Et enfin, sur ce blog malheureusement inactif ( ?), j’ai trouvé cet intéressant article
Afrique : Relever les défis en transformant les facteurs locaux
Lundi 26 novembre 2007
Depuis le peu de temps que certaines multinationales implantées en Afrique procèdent à leur retrait du continent, d’aucuns crient à l’abandon de l’Afrique à elle-même. Il est vrai que, de plus en plus, les investisseurs occidentaux quittent un continent rongé par des dégrèvements fiscaux, la faillite du système bancaire et l’insécurité politique. Ils assurent leur redéploiement en direction des « pays sûrs », où, semble-t-il, la démocratie est de mise et la trésorerie saine. Des pays aux atouts technologiques attrayantes, particulièrement vers les pays de l’Est européen. Ceux qui crient à l’abandon de l’Afrique se recrutent parmi les partisans de l’assistance généralisée ou de l’aide au développement. A leur opposé, des fins esprits qui trouvent en ces retraits plutôt un échec aux défis que les multinationales devaient relever pour réformer les économies africaines qu’un simple fatalisme ambiant. L’échec des méthodes mises en place en Afrique par de nombreuses multinationales vient s’ajouter au lot d’erreurs commises par un continent à la recherche d’une voie économique appropriée pour asseoir ses économies.

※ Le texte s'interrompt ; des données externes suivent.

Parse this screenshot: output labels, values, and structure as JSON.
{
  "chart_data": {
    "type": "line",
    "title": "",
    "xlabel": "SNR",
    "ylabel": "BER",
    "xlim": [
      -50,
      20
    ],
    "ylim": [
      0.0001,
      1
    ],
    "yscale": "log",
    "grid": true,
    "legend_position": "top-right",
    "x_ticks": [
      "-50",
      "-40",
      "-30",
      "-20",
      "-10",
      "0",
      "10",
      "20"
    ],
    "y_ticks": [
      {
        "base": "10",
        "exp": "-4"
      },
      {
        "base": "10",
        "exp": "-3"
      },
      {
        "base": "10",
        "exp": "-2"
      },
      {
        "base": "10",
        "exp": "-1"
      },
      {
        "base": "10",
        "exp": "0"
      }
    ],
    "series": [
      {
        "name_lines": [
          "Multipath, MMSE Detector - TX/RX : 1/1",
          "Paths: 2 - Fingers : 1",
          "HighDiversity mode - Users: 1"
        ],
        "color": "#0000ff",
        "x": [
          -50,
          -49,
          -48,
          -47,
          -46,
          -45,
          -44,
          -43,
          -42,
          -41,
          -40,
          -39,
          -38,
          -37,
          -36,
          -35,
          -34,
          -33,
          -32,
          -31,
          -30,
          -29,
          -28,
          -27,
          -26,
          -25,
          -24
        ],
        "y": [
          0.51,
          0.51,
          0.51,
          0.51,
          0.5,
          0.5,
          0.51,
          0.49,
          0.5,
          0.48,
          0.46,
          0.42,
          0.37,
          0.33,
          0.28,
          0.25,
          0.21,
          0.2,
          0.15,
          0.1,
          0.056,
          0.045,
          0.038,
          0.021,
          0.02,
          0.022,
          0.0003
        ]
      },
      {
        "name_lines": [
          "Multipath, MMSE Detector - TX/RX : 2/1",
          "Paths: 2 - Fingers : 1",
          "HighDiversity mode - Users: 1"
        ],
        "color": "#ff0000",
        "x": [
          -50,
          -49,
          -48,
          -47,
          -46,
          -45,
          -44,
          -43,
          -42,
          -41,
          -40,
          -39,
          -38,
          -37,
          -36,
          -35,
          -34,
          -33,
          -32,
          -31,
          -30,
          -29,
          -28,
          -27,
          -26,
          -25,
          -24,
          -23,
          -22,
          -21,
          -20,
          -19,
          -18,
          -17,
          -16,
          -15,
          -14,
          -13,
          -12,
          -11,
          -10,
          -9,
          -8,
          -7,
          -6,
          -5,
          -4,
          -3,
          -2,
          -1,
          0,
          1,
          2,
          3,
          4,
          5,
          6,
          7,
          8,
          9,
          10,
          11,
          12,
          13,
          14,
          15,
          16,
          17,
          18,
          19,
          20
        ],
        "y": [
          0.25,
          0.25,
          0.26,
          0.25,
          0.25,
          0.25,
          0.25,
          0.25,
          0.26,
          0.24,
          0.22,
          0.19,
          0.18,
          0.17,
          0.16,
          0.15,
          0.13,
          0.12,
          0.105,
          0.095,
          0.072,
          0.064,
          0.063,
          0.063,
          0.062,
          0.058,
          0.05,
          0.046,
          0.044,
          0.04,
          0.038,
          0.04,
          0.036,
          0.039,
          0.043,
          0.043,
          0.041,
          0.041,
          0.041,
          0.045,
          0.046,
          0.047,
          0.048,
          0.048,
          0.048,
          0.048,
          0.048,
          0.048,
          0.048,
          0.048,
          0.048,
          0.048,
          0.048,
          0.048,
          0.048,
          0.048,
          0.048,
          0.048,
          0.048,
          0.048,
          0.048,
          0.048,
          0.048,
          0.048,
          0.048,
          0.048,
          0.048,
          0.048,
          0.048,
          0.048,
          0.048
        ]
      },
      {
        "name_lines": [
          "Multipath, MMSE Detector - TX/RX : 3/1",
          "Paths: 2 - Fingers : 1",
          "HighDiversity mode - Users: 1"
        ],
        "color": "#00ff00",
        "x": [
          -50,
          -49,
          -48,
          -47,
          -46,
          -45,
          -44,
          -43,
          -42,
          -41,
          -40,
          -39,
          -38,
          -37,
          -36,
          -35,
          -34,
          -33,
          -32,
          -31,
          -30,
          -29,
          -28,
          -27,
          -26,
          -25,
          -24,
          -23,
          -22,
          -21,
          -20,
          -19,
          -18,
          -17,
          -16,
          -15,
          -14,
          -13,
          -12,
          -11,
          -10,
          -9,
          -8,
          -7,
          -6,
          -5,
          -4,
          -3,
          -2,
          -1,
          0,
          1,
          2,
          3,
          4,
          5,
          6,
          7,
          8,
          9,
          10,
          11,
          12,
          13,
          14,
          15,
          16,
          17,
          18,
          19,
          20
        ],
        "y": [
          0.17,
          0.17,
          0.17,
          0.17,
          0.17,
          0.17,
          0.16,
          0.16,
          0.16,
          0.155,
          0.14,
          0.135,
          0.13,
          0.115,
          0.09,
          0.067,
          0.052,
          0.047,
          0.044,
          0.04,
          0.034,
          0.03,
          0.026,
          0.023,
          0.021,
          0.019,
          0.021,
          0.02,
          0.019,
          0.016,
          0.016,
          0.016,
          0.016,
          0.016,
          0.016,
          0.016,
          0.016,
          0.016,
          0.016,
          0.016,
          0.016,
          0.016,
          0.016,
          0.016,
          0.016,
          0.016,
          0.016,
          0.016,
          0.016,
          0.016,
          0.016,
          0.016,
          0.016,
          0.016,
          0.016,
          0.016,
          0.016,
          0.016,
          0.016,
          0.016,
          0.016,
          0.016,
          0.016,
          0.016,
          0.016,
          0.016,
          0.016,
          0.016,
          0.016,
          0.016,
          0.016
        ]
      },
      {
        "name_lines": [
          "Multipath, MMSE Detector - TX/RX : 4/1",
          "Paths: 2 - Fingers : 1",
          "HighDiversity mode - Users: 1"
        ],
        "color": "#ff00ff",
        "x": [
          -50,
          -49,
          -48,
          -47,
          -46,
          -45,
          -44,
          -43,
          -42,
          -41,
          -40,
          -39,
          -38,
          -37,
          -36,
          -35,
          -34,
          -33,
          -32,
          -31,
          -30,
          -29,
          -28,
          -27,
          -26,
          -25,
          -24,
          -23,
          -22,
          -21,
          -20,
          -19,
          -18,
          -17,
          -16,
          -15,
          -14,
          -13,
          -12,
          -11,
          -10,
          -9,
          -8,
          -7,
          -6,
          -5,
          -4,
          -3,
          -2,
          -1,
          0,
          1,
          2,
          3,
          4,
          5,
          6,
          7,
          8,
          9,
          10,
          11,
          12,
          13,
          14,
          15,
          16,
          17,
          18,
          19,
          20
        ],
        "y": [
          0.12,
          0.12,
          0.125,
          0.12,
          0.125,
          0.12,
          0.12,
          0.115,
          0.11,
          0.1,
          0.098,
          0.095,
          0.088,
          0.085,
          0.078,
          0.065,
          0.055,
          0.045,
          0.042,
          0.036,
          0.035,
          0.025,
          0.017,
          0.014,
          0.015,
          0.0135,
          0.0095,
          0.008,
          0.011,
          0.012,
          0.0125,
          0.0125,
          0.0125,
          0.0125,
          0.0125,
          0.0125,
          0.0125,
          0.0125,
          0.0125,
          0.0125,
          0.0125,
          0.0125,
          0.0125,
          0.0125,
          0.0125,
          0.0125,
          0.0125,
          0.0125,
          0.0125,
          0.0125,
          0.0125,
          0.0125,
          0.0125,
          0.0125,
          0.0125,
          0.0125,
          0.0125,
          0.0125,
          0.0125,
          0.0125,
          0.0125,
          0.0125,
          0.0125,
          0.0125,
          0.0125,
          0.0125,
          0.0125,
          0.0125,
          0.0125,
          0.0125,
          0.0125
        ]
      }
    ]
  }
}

[…] Les échecs des uns et des autres -sur fond de profit en leur faveur- auront prouvé aux Africains la nécessité de prendre leurs responsabilités en mains, de prouver qu’ils étaient capables de réussir, de s’en sortir seuls. Ces échecs ne devaient pas décourager les Africains pour qui se posent de nombreux défis, qui se résument en une unique philosophie:
l’émergence d’économies performantes en Afrique devrait être l’affaire des Africains et dépendre des facteurs locaux, capables d’utiliser des atouts propres aux Africains qui débouchent sur des modèles opératoires tout en sachant utiliser ceux qui ont fait leur preuve ailleurs. Par facteurs locaux, nous entendons la réorganisation administrative et politique traduite par la transformation des rapports « pouvoirs-sociétés »; le développement des industries locales; la transformation des produits agricoles en produits finis ou semi-finis pour leur exportation; la création des pôles régionaux de croissance comme stratégie économique; la libéralisation des migrations; la limitation des mandats présidentiels (qu’en pensent Paul Biya (Cameroun), Omar Bongo (Gabon), Idris Deby (Tchad), Denis Sassou N’Guesso (Congo), Lansana Conté (Guinée), Ali Ben Ali (Tunisie), Robert Mugabe (Zimbabwe), etc ?); la débureaucratisation susceptible de mettre un frein aux méthodes d’extorsion, de corruption et de terreur créées de toutes pièces; la libération des réflexes de la peur par l’élimination des technologies utilisées pour la répression; la déprivatisation de la politique étrangère des États; l’effort pour pallier au déficit intellectuel et d’alphabétisation entourant les jeunes populations et j’en passe.